Don’t fall for scammers peddling fake COVID-19 vaccines

District Attorney Summer Stephan

The end of the pandemic is in sight. The Pfizer vaccine has been approved by the FDA and the first phase of distribu­tion to states has begun. In ad­dition, the Moderna vaccine is on the verge of FDA approval. Even though the vaccine will eventually be available to all Americans free of charge, we are months away from that prospect and the demand will greatly outpace the initial sup­ply. Pfizer and eventually Mod­erna will distribute 100 million doses each in the U.S. The dis­tribution of these 200 million doses will be divided among the states based on populations.

Only healthcare workers will receive the vaccine through their employers and public health agencies in phase one. Additional distribution phases will release the vaccine to el­der care workers, residents of skilled nursing and long-term care centers and first respond­ers before the vaccine is made available to the general public. There is no way to buy early ac­cess to the vaccine. Any claim that offers an opportunity to purchase the vaccine is a scam.

By now, we know that unscru­pulous scammers are always waiting for their next opportu­nity and the COVID-19 vaccine is no different. Already bad ac­tors have been counterfeiting pharmaceutical company logos for many years and will likely quickly move into producing a look-alike vaccine for sale through already established il­licit supply chains.

Keep these tips in mind to avoid falling for a counterfeit vaccine:

  • Fake vaccines may appear early and look genuine.
  • Because vaccine produc­tion will continue to increase, enough genuine vaccines should be available to all Amer­icans for free by this summer.
  • Scammers understand this and will try to exploit the next six months of limited availabil­ity by offering bogus opportu­nities to buy the vaccine early.
  • Purchasing a vaccine from an unauthorized distributor is extremely dangerous.
  • Counterfeit drugs are fre­quently manufactured in un­sanitary conditions and are usually contaminated.
  • For drugs that have long been on the market, such as Vi­agra, the chemical structure of the drugs is widely known and can be duplicated, so counter­feiters are able to put some of the active drug in the counter­feit product.
  • However, the COVID-19 vac­cine is cutting edge technology. Counterfeiters will not under any circumstances be able to create a real vaccine.
  • If you buy a vaccine from any source, you are at a height­ened risk of getting a counter­feit product.
  • Even if the product is in an official looking vial, it is not real.
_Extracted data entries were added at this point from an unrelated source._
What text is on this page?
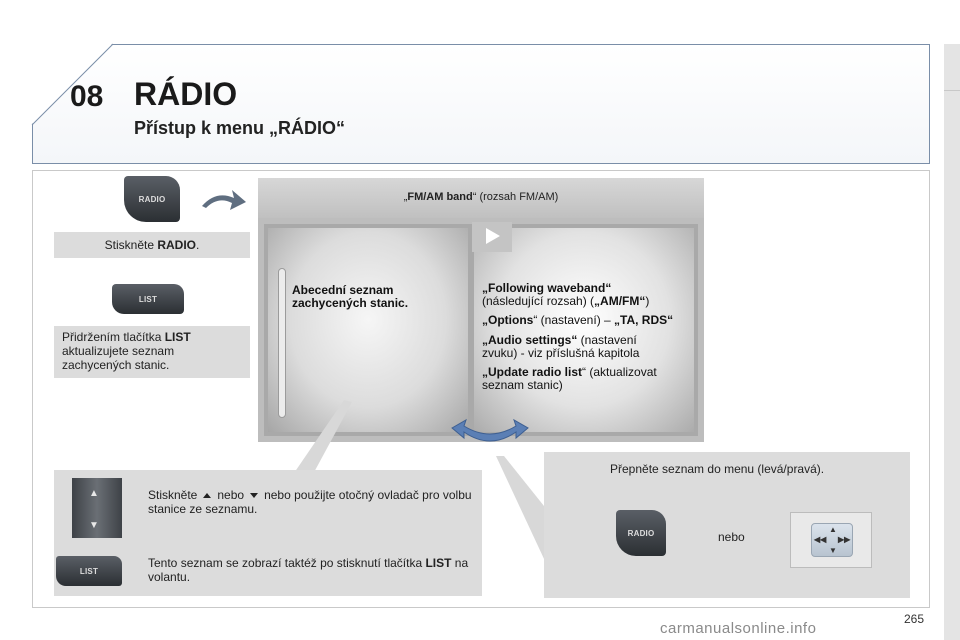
08 RÁDIO
Přístup k menu „RÁDIO“
RADIO
Stiskněte RADIO.
LIST
Přidržením tlačítka LIST aktualizujete seznam zachycených stanic.
„FM/AM band“ (rozsah FM/AM)
Abecední seznam
zachycených stanic.
„Following waveband“
(následující rozsah) („AM/FM“)
„Options“ (nastavení) – „TA, RDS“
„Audio settings“ (nastavení
zvuku) - viz příslušná kapitola
„Update radio list“ (aktualizovat
seznam stanic)
▲
▼
LIST
Stiskněte nebo nebo použijte otočný ovladač pro volbu stanice ze seznamu.
Tento seznam se zobrazí taktéž po stisknutí tlačítka LIST na volantu.
Přepněte seznam do menu (levá/pravá).
RADIO	nebo
▲
▼
◀◀ ▶▶
265
carmanualsonline.info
Outside of the U.S., there are two other vaccines in use. Sputnik V in Russia, and Sino­Vac in China and Brazil. Both vaccines were released in their countries, but are not approved in the U.S. The United King­dom is currently using the Pfizer vaccine but has a vac­cine developed by AstraZene­ca/Oxford in final stages of ap­proval. None of these vaccines have been approved for use in the United States. Scammers may attempt to sell these for­eign vaccines to desperate in­dividuals. Counterfeiters may also attempt to repackage for­eign vaccines in Pfizer or Mod­erna packaging.

The light at the end of the tunnel is real, but patience and following sound practices including wearing a mask, ob­serving social distancing and frequent handwashing are still needed until the vaccine is widely available.

As your District Attorney, I’m committed to increasing communication and accessibil­ity between the DA’s Office and the public. I hope these con­sumer and public safety tips have been helpful.